Question : y a-t-il une contradiction plus profonde, entre le mode de croissance et de création de la demande ?
Réponse de l’intervenant : La question du marché est centrale dans la stratégie d’électrification. C’est un marché de renouvellement, donc pour des gens qui remplacent leur voiture. Il faut séduire des gens qui ont déjà une voiture avec des modèles plus performants, d’où la montée en gamme.

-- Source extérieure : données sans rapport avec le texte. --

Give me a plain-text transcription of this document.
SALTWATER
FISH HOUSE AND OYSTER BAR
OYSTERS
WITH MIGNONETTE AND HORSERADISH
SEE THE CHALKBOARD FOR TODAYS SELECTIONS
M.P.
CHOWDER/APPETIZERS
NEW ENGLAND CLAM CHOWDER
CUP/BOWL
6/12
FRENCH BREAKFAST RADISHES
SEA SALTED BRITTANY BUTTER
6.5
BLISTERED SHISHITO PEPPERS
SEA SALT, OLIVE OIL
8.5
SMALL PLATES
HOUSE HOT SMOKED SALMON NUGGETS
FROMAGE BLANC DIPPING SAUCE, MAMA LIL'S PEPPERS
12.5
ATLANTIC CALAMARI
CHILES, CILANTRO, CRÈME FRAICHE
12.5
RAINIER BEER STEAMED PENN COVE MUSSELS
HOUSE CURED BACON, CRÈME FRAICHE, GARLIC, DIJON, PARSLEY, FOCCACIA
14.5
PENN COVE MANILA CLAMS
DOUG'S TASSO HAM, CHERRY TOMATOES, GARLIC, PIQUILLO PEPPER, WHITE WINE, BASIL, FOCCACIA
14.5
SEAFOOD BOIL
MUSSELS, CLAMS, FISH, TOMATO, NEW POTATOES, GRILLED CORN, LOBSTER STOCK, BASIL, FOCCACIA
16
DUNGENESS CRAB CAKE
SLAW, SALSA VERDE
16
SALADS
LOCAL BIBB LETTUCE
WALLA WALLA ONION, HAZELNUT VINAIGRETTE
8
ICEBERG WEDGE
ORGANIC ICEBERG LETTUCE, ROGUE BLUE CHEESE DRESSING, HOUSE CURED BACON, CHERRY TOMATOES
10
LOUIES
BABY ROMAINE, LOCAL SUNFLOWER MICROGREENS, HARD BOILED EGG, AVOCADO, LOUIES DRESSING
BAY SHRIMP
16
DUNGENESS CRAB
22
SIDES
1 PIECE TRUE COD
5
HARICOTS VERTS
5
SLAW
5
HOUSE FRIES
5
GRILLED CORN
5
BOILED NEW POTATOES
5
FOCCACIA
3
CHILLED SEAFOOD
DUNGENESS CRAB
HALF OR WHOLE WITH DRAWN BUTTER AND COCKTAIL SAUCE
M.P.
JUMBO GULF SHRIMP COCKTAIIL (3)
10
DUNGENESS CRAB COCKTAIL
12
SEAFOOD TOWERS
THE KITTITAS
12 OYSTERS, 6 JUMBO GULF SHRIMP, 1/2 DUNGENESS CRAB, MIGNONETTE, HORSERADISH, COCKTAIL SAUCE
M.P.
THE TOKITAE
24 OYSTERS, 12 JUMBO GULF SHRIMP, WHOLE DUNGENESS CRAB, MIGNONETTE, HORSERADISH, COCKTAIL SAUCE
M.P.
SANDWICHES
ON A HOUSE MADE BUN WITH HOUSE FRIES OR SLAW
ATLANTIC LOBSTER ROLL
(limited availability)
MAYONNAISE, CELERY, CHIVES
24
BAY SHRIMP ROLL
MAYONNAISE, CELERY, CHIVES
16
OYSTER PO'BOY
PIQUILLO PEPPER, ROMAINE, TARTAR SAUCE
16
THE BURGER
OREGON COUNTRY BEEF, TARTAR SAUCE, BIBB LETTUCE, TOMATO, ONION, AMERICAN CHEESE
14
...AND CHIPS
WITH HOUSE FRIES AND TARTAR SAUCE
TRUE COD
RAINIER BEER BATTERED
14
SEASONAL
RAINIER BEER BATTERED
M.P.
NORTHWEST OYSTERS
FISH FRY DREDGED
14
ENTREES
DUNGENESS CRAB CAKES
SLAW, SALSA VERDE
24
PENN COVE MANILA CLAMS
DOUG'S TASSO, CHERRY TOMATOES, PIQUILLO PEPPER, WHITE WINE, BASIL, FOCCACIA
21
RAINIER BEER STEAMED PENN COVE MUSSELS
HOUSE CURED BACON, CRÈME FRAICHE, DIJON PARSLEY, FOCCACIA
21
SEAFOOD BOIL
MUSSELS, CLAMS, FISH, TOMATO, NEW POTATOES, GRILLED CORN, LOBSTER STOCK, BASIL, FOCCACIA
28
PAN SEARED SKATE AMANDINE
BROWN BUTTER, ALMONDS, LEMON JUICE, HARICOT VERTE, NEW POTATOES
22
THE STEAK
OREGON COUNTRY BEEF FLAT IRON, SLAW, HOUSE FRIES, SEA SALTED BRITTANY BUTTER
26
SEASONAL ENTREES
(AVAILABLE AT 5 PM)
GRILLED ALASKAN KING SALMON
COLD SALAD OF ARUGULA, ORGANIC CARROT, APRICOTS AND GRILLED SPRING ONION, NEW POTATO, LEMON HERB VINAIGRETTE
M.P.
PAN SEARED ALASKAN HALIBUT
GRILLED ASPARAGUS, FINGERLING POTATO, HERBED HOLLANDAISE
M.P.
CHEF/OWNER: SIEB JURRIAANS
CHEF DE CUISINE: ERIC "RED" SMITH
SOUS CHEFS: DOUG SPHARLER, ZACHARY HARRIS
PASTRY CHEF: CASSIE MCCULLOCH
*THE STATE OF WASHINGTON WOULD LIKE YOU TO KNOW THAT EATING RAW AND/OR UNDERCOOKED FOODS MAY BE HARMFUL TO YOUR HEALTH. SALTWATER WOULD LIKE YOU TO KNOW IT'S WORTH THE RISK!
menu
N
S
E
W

Pendant les Trente Glorieuses les véhicules étaient de moins en moins chers. Il s’agissait d’équiper tous les ménages, c’était une véritable démocratisation des voitures. Aujourd’hui, il y a un changement de paradigme. Les constructeurs ciblent des ménages qui ont déjà des voitures et aussi les ménages les plus riches.
Pour l’intervenant, il ne faut pas oublier que la batterie devient la composante stratégique du véhicule. D’après certaines, le véhicule électrique est une batterie sur roues. C’est une composante stratégique en termes de poids et de coût (la batterie coûte entre 30 et 40 % du prix du véhicule).
Les véhicules électriques étaient au départ très atypiques, même si la Renault Zoé électrique était produite sur une plateforme partagée. Aujourd’hui les constructeurs vont vers des plateformes dédiées pour optimiser la fabrication des véhicules électriques. Mais cela a des coûts supplémentaires. Ils peuvent toutefois rentabiliser ces investissements par des volumes conséquents. Cela suppose une capacité d’absorption du marché et des subventions des gouvernements. Il y a encore des incertitudes.
Question : est-ce que l’électrique low-cost, voir le lancement imminent de la Dacia Spring, changera la donne ?
Réponse de l’intervenant : La montée en gamme généralisée du marché ouvre de possibilités pour l’électrique low-cost qui est délaissé par la quasi-totalité des constructeurs. Mais compte tenu des contraintes d’autonomie et recharge associées au VE, un véhicule électrique low-cost aura tout de même plus de mal que le reste de la gamme Dacia à trouver son marché. Un tel VE, comme ceux lancés au début des années 2010, nécessiterait un changement de paradigme, notamment de la propriété à l’usage, et aussi un réseau dense de recharge pour pallier la moindre autonomie, or le cadre réglementaire européen ne favorise pas ce changement de paradigme, et les politiques nationales pour le promouvoir semblent en général peu efficaces. Par contraste, le véhicule électrique premium permet de remplacer le véhicule conventionnel sans changer de paradigme, et c’est la voie qui est en train de s’imposer.